Fairly concise afterthough, which I moved up to the front:

My main point is that I don't think titles matter that much. Many successful books and movies have titles that only obliquely relate to the content or theme of the book or movie, and only become apparent afterwards, anyway. "Silence of the Lambs," for example. "The Sun Also Rises." "The Crying Game," which maybe SHOULD have been more specific, damn. And so on.

OK, here's the original, rambling post, which you can skip if you want:

"The Madness of King George," the movie, was always titled as such, so sayeth this site. It was the same for everybody, everywhere. Even if the producers thought the "III" would have been confusing to Americans, they could have spelled it out, literally, as in "The Madness of George the Third," as per the original quote.

Anyway, it's a moot point. We're being misunderestimated, and we hate that. It's American tastes that are the problem here, not our collective intelligence. Knowing exactly what the movie was about would only ensure that most Americans would avoid it like it was some kind of subtly humorous, finely nuanced socio-political British class-conscious historical drama. And occurring after all the fighting with us was over, anyway. Monarch goes daffy, monarch gets better. No car chases, no explosions, no catch phrases ("We the people, declare you...TERMINATED!" *BANG!*).

Anyone who would go see this kind of movie probably already knows who George III was, and the inverse is likely true.

Regarding the Harry Potter thing, the French title of the first book was "Harry Potter at the Sorcerer's School," or something very similar. I don't know if the movie followed suit.
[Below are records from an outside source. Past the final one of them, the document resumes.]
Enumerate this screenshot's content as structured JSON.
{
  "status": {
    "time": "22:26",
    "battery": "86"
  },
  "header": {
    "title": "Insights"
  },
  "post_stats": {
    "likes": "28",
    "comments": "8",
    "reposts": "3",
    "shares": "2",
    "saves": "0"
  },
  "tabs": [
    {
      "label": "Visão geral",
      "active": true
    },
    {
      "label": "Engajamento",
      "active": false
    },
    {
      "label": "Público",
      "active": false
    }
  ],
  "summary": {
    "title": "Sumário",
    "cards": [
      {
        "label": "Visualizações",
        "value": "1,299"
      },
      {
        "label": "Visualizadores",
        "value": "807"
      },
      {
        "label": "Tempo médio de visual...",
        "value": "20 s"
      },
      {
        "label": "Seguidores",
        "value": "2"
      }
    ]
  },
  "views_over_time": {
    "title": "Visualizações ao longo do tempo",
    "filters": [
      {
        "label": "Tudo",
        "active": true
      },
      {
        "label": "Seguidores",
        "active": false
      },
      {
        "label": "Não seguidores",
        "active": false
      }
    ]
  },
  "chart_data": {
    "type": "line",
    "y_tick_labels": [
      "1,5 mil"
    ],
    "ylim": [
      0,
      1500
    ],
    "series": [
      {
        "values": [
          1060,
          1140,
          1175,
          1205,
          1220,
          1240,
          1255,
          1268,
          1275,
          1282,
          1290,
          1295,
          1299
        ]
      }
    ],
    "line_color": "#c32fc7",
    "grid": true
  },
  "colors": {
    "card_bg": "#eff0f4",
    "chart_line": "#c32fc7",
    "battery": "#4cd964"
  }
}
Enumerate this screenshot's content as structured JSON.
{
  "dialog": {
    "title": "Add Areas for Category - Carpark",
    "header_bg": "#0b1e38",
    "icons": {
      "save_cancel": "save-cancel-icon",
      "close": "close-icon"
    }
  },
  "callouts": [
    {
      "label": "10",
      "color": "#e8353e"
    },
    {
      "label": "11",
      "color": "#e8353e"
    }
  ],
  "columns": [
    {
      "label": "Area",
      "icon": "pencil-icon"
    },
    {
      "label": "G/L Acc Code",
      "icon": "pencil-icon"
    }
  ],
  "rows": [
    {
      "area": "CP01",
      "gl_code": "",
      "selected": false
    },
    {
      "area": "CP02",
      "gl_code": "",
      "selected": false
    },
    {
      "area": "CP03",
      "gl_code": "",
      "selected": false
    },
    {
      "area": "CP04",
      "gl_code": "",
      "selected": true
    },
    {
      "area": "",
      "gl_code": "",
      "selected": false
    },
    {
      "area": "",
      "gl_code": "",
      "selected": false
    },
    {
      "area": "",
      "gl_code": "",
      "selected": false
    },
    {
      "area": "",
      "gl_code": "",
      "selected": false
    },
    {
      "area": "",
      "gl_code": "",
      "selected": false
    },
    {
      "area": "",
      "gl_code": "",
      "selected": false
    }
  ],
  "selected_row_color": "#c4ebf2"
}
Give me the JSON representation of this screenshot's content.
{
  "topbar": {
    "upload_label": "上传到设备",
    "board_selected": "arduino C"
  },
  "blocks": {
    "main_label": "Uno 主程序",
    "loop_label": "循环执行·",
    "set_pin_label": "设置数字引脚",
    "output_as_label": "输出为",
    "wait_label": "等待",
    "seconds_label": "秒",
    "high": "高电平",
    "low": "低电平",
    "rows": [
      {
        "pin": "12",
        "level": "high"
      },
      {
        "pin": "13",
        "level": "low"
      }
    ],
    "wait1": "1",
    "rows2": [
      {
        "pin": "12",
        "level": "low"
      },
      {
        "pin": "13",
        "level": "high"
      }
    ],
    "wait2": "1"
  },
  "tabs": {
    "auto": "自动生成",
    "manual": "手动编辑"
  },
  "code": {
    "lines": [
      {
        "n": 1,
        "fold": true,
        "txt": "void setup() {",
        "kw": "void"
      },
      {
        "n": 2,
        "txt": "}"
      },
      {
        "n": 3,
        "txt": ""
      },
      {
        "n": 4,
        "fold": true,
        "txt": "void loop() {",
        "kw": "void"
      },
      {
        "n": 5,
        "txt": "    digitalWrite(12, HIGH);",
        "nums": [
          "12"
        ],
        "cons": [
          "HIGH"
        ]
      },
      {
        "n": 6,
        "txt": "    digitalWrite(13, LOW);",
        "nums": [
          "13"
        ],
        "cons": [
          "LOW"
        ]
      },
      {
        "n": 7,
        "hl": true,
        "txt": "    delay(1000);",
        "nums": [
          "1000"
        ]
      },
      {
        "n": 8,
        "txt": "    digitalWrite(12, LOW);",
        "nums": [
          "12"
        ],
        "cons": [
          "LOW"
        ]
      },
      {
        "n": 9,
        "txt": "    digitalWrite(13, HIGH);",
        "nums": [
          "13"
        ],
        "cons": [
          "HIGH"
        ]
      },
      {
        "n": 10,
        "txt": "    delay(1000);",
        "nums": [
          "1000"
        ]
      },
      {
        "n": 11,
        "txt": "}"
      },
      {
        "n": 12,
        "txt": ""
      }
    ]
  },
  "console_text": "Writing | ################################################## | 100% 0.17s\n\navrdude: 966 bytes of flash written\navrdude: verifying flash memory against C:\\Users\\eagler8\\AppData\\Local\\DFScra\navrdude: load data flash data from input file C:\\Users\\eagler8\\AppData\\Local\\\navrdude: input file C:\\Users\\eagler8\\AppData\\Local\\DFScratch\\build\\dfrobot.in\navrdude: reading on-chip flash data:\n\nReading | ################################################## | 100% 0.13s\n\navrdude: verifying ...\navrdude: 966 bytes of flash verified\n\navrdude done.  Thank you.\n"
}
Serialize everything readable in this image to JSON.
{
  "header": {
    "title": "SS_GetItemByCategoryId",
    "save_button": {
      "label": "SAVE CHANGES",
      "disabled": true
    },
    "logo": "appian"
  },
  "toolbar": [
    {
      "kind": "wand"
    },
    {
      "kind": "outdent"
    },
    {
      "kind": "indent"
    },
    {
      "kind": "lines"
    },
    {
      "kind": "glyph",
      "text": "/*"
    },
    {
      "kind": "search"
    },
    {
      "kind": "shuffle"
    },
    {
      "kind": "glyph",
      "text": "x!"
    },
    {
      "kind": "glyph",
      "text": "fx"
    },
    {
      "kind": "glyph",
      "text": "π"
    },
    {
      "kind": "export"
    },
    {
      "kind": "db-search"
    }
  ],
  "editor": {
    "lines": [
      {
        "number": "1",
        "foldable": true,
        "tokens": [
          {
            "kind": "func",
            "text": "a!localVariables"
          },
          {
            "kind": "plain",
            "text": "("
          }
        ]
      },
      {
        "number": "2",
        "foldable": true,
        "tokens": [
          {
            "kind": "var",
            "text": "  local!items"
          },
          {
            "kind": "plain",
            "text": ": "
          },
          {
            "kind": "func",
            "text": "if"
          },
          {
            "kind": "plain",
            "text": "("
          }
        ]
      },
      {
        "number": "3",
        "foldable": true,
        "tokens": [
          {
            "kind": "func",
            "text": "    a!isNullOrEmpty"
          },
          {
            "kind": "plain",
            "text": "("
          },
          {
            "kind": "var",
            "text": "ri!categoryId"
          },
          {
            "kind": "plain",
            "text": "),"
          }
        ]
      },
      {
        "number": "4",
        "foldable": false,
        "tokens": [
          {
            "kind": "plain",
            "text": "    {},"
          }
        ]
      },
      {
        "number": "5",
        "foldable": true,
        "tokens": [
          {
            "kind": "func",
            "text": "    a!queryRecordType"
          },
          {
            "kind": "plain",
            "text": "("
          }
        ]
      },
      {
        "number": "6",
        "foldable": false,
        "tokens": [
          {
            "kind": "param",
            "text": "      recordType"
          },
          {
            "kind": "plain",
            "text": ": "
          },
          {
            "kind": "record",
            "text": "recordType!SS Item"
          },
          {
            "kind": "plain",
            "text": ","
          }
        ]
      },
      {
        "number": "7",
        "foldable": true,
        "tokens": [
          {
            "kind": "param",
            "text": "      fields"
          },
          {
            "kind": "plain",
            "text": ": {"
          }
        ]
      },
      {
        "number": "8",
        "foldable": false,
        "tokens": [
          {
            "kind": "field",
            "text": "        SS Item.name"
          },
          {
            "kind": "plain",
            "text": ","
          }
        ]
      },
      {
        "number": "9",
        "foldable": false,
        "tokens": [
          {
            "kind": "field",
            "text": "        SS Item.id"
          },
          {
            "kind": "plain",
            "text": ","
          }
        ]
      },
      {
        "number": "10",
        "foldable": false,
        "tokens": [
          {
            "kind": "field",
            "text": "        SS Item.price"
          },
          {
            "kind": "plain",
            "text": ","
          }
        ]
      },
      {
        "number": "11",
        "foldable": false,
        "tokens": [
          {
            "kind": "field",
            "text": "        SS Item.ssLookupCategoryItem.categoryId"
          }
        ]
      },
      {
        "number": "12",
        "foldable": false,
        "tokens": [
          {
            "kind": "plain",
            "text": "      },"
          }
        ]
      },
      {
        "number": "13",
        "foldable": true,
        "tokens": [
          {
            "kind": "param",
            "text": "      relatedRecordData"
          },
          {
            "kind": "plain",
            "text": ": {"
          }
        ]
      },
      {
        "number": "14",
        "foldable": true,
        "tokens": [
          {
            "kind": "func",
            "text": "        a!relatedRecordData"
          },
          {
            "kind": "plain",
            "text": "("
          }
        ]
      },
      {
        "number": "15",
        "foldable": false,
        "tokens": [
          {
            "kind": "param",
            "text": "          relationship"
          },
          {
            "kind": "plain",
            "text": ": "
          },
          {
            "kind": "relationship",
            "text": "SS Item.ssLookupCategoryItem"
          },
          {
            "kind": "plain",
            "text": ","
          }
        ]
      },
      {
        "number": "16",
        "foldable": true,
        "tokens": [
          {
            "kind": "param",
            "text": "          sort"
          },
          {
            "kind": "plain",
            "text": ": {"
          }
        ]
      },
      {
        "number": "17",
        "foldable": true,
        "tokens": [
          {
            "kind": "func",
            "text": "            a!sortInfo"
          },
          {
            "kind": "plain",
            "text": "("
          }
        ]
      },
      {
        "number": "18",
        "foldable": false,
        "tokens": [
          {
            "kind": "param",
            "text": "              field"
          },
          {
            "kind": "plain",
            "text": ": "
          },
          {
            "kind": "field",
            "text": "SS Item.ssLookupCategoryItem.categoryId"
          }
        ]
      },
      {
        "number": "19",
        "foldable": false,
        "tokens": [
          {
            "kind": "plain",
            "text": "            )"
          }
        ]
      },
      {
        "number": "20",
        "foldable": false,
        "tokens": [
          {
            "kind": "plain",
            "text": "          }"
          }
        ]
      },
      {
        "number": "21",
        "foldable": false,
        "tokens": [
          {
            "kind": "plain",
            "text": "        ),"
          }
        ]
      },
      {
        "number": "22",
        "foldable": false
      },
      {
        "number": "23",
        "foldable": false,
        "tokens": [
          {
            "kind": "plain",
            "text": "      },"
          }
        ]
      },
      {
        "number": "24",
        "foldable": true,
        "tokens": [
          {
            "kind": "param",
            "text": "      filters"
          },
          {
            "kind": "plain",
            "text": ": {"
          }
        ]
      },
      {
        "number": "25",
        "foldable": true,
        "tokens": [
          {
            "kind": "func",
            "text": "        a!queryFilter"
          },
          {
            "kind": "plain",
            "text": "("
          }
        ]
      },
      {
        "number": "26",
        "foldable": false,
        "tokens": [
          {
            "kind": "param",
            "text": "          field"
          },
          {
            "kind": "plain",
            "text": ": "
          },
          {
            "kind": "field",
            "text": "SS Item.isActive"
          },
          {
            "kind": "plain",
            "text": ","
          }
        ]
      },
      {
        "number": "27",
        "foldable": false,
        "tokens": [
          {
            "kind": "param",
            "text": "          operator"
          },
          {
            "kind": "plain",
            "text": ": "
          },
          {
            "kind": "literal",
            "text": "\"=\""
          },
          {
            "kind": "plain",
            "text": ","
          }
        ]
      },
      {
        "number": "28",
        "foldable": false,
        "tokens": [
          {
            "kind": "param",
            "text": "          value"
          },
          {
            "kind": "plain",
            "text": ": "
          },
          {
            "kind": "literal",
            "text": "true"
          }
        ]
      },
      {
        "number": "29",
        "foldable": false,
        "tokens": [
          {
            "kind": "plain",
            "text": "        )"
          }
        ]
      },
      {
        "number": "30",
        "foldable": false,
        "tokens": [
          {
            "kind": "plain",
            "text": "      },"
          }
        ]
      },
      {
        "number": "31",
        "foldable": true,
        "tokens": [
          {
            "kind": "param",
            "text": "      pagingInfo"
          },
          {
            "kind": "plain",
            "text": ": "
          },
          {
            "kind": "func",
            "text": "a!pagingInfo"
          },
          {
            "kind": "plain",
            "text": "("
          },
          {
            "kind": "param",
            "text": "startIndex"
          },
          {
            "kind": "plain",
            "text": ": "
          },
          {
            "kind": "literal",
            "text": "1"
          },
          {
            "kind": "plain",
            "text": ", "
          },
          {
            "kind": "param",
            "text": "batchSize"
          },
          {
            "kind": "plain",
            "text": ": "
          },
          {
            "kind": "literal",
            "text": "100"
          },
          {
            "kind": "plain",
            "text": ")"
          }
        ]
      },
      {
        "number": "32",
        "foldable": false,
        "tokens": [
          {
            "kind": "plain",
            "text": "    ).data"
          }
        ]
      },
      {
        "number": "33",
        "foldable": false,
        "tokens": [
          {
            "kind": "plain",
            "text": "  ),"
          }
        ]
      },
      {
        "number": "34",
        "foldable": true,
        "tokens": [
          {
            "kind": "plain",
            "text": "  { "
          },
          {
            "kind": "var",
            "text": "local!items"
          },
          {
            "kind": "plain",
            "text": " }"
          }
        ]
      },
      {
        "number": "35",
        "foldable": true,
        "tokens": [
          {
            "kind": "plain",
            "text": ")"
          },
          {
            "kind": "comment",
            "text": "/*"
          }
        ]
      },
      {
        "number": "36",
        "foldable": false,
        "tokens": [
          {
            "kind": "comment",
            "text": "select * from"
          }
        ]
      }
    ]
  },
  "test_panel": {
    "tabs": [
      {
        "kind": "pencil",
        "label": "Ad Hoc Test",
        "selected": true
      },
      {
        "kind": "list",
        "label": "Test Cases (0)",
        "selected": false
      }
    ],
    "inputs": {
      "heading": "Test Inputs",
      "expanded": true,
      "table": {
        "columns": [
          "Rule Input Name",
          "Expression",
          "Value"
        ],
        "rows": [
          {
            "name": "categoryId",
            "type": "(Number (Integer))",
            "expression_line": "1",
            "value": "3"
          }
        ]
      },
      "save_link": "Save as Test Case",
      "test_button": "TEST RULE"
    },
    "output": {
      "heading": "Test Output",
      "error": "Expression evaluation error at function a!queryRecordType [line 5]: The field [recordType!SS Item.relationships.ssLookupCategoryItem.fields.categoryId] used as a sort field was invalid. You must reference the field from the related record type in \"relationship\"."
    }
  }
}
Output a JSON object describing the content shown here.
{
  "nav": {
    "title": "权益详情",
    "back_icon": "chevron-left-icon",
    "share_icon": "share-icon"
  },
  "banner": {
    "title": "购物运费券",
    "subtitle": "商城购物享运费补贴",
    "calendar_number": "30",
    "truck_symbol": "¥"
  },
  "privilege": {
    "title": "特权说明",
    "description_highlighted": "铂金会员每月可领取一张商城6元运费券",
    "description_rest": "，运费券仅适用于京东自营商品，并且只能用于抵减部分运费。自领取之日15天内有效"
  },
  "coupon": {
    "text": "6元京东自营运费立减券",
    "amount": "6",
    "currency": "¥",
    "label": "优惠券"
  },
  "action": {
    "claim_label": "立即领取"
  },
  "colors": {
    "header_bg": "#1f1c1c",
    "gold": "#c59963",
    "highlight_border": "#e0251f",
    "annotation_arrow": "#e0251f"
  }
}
Many things are titled differently in different parts of the world for cultural reasons and because some concepts don't translate well.

I think Americans would know what a philosopher is; I don't think we're familiar enough with archaic alchemical concepts enough to know what a philosopher's stone is. It doesn't have anything to do with philosophy as such, but that might be why they changed the title, because we'd think it DID. Thinking we'd have to stumble through Descartes AGAIN. Or Hume. No thanks. On the other hand, I don't think a lot of kids or even adults 'round the world know a lot about the philosopher's stone either, or else they'd know it's not just an actual magic rock like it is in the movie. In the primary hermetic texts it's not even a literal stone, it's represented as a tincture (liquid) or a powdery substance. And simply possessing it doesn't give you the power to shoot flames and lightning out your nostrils and ass, and rule the world and so on, with the evil laughter and whatnot. I'd say the movie comes pre dumbed down as it is, in that respect, regardless of the title. However, I understand it's fiction, not a documentary, so never mind all the above criticism.